Le jeudi 21 novembre 1991.

Les Scraps est un groupe musical et militant lillois, version positive du mouvement hardcore. Sa musique est un cri, ses concerts autant d’actions engagées en faveur des idées anarchistes.

Les « musicos » des Scraps rêvent de balayer le vieux monde autoritaire et la vermine fasciste… Rêvons avec eux, en les écoutant se raconter.



Le Monde libertaire : Historique, création du groupe, production de disques, concerts… Où vous produisez-vous ?

Les Scraps : Le groupe a débuté en 1983 pour canaliser notre énergie d’une façon plus positive et moins nihiliste que celle qu’on ressentait à l’écoute des premiers groupes punks. En fait, notre influence principale, notre vraie référence est un groupe comme Crass pour leur démarche révolutionnaire, leur rejet total du circuit commercial, des normes du Music business… Nos deux premiers 45 T, Apartheid et Argh s’inspiraient beaucoup de l’esprit de la mouvance anarcho-punk : auto-production, prise en charge totale de la distribution, de l’organisation des concerts, des tournées, profit le plus réduit possible sur la vente des disques… Notre premier album, Wrapped up in this society, sort sur le label Be Yourself Record, qu’on a créé avec des acolytes belges, et dont le deuxième projet sera un 45 T de soutien au WNC, un squatt de Gröningen aux Pays-Bas, fermé par les flics. Be Yourself Record est un label qui fonctionne uniquement avec des distributeurs, des associations, des librairies, des groupes bénévoles et de « non profits », répartis sur toute la planète ; ça nous permet d’être distribués partout en Europe, et aussi au Brésil, Pérou, Australie, Philippines, Malaisie, Japon… Le disque va probablement être pressé également aux États-Unis par un collectif anarchiste, Profane Existence, qui édite un journal et s’occupe d’un réseau de distribution indépendant.

L’auto-production est vraiment le moyen d’expression le plus en rapport avec nos idées et nos engagements politiques, une façon de rester sincères vis-à-vis de tous ceux qui nous soutiennent, garder un contrôle total sur nos activités sans qu’un businessmen endimanché nous demande de changer telle ou telle ligne du texte, d’adopter telle ou telle attitude en fonction des fluctuations du marché… Les gros labels capitalistes, les grosses boîtes commerciales sont pour nous l’antithèse de la rébellion, des machines lourdingues qui vendent de la musique comme de la poudre à récurer, tuent la sincérité des groupes et en font des produits aseptisés, manipulables à volonté, accrochés aux ventes et à leur image comme s’il s’agissait de leur oxygène.
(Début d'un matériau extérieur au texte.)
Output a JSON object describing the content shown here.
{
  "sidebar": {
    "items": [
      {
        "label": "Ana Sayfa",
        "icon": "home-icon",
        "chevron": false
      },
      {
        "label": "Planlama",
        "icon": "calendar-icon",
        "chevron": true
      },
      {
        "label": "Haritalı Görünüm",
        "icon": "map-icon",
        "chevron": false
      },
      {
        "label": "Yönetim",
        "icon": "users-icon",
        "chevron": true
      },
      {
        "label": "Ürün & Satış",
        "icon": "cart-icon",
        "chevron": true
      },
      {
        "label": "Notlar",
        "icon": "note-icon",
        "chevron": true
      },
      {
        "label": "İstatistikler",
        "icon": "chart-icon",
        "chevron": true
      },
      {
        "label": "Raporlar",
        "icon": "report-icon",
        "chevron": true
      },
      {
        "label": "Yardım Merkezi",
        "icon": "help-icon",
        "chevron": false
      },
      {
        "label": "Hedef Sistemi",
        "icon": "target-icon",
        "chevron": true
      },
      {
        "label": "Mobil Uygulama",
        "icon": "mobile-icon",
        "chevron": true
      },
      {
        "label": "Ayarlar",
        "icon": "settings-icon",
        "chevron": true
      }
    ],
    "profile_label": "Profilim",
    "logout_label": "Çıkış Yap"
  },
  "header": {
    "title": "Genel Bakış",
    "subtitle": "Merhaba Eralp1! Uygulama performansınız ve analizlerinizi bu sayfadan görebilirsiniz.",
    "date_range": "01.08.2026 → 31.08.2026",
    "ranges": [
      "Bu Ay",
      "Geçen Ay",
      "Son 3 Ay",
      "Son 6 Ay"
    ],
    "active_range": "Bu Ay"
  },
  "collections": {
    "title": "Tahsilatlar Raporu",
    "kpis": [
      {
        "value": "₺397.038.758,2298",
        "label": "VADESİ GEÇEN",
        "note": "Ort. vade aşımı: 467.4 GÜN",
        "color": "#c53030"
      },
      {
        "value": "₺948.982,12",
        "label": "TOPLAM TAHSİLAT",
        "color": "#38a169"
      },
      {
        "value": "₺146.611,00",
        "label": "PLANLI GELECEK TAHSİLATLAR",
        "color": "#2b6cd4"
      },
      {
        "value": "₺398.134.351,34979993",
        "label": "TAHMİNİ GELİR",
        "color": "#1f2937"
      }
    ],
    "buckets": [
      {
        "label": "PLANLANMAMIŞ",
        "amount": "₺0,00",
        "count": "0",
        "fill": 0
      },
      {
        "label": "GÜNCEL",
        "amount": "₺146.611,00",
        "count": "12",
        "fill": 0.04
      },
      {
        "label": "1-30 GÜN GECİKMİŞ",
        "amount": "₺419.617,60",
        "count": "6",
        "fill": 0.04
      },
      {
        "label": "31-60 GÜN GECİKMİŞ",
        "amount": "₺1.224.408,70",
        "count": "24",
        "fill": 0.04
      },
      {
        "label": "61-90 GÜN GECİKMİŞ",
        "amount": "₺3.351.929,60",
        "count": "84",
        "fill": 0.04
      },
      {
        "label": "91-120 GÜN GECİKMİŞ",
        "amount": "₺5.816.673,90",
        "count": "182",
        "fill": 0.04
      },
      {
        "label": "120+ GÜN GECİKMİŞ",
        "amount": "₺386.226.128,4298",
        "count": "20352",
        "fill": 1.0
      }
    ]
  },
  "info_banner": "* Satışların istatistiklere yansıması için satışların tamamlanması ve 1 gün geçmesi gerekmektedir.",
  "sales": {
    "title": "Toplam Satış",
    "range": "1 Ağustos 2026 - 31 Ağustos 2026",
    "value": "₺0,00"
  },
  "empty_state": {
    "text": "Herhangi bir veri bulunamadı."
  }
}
Le groupe a fait à peu près 200 concerts dans toute l’Europe, la plupart dans les squatts et lieux alternatifs d’Europe du Nord, trois tournées en Scandinavie (1986), Grande-Bretagne (1988) et Europe (1989). Ce qui nous a le plus marqué dans toutes ces rencontres, tous ces endroits, c’est cette intensité, cette sincérité, cette motivation qu’on a rencontré dans les endroits où nous avons joué, les relations très fortes avec le public, cette rage qu’on ressent en permanence, l’intensité de la révolte, l’amitié et la solidarité qui se créent, cette communion dans la lutte contre le pouvoir, c’est ça qui nous donne la confiance et l’énergie pour aller plus loin encore. Le jour où nous n’aurons plus ce feeling avec les gens, nous arrêterons tout de suite.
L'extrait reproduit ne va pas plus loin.